Despite a decrease in the total number of researchers at INIA in recent years, overall agricultural research capacity in Chile rose gradually during 1981–2006. In 2006, the country as a whole employed close to 700 fte scientists involved in agricultural R&D. The country’s agricultural R&D spending, however, developed more erratically. The completion of a large IDB financed project, in addition to cost-cutting measures introduced by INIA, have led to a gradual fall in the country’s expenditures since the late 1990s. In 2006, Chile invested just under $100 million (in 2005 constant prices) on agricultural R&D, or 1.22 percent of its AgGDP. Despite the fall in total agricultural R&D spending in recent years, Chile compares favorably to many of its Latin American counterparts, in terms of public-sector intensity of investment in agricultural R&D.
Although internally generated resources play a very important role in financing Chilean agricultural R&D, the lion’s share of the country’s R&D investments are financed by the national government, either through general appropriations or through a number of competitive funds, which typically require counterpart funding from the private/productive sector. A large number of competitive funds in support of agricultural R&D exist side by side, on occasion with overlapping or duplicating focus, sometimes leading to research programs that add up to an incoherent project portfolio or programs that do not always serve the priorities of the country as a whole. Nonetheless, these competitive funds have enhanced cooperation among R&D agencies, as well as between agencies and the private sector, and are said to have made the day-to-day operation of many R&D agencies much more efficient.

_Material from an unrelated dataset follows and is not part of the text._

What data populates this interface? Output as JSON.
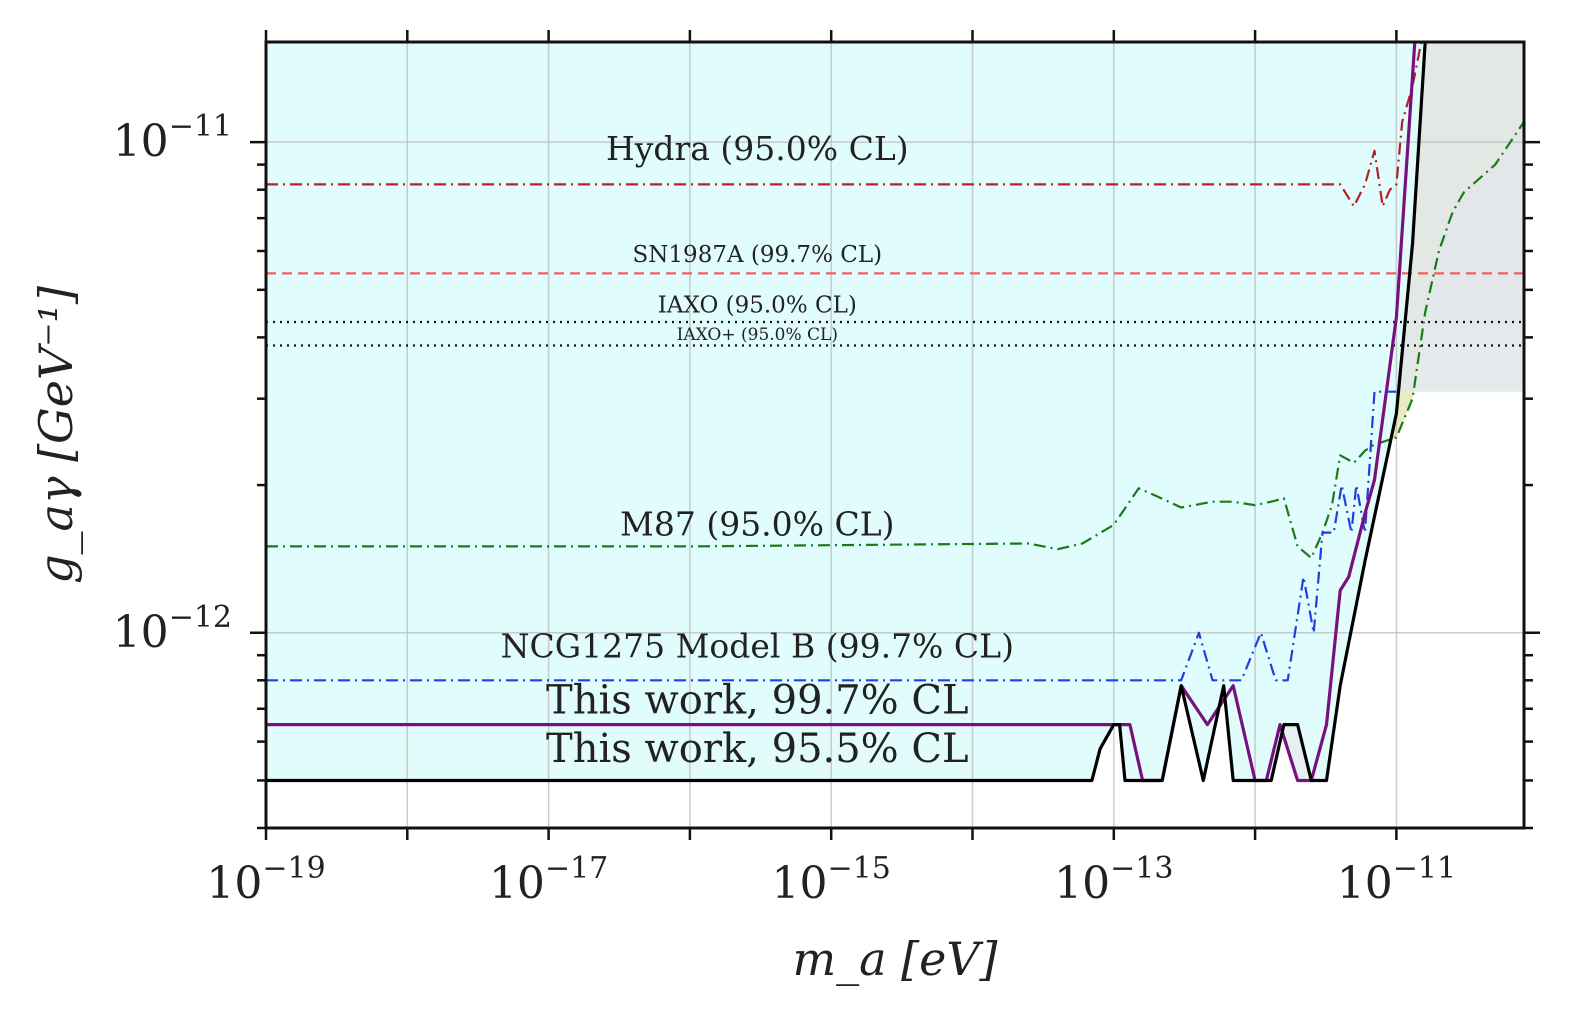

Overall, Chile’s agricultural R&D system is adequately staffed and funded and has played a critical role in the emergence of the country’s fruit, wine, and salmon industries in recent decades. However, the complex institutional structure of the various competitive funds and agencies involved in S&T policy formulation sometimes leads to confusing procedures and an unnecessary (and costly) overlap and duplication of activities. The establishment of an effective single national
institute responsible for S&T policy could solve many of these problems. In addition, the country needs a clear long-term strategy that involves both the public and the private sector if it is to maintain and enhance its competitive position in a global market.